Orbital splitting and pairing energy in open-shell organometallics: a study of two families of 16-electron complexes, CpMPH3 (M = Co, Rh, Ir) and Cp2M (M = Cr, Mo, W)

The singlet-triplet gap for two families of 16-electron organometallic complexes has been examined in detail by DFT calculations at the B3LYP level with polarized basis sets on both metal and ligands. For the first family, the group 6 metallocenes (Cp2M with Cp = eta(5)-C5H5 and M = Cr, Mo, W), the singlet-triplet gap (E-S - E-T) is always positive and decreases continuously on going from Cr to Mo to W. For the family of group 9 CpM(PH3), on the other hand, there is a decrease on going from Co to Rh, followed by a slight increase on going further to Ir. These trends have been analyzed in qualitative monoelectronic terms as a function of the competition be-tween the pairing energy and the orbital gap.
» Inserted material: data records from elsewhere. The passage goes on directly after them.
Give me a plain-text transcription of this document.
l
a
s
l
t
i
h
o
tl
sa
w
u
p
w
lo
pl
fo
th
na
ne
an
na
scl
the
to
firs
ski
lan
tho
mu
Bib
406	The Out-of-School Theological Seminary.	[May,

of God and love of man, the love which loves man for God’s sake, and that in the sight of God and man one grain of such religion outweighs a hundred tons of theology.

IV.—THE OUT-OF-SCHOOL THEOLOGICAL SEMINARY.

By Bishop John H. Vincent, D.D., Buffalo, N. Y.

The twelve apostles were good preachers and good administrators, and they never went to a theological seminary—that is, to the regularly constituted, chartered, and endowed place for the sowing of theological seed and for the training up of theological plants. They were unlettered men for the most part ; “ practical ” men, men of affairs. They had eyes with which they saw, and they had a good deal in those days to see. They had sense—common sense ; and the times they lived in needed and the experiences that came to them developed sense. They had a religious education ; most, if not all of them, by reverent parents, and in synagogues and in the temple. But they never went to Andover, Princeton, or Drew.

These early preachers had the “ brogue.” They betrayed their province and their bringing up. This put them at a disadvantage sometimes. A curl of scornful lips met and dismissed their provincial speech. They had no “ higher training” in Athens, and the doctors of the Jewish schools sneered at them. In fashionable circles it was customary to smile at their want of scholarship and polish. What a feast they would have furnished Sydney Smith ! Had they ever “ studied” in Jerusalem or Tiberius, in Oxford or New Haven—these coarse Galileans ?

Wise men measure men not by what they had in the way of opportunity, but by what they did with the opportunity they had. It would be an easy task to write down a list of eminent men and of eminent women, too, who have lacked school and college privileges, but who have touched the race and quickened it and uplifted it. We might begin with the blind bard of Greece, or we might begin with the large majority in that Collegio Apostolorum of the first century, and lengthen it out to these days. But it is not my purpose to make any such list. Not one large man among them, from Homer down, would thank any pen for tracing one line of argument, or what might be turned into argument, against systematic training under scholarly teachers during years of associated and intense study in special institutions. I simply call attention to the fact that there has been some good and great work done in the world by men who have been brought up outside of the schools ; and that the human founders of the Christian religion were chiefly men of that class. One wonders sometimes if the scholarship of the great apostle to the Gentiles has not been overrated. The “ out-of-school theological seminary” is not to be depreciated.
While the pairing energy decreases as expected in the order 3d >> 4d > 5d, the orbital gap varies in a different way for the two families and, though quantitatively less important, is responsible for the different trends. It is argued that changes in orbital gap are system-dependent for open-shell organometallic systems, thus it is not possible to establish a universal trend of singlet-triplet gaps for a homologous series of complexes with a group of transition metals.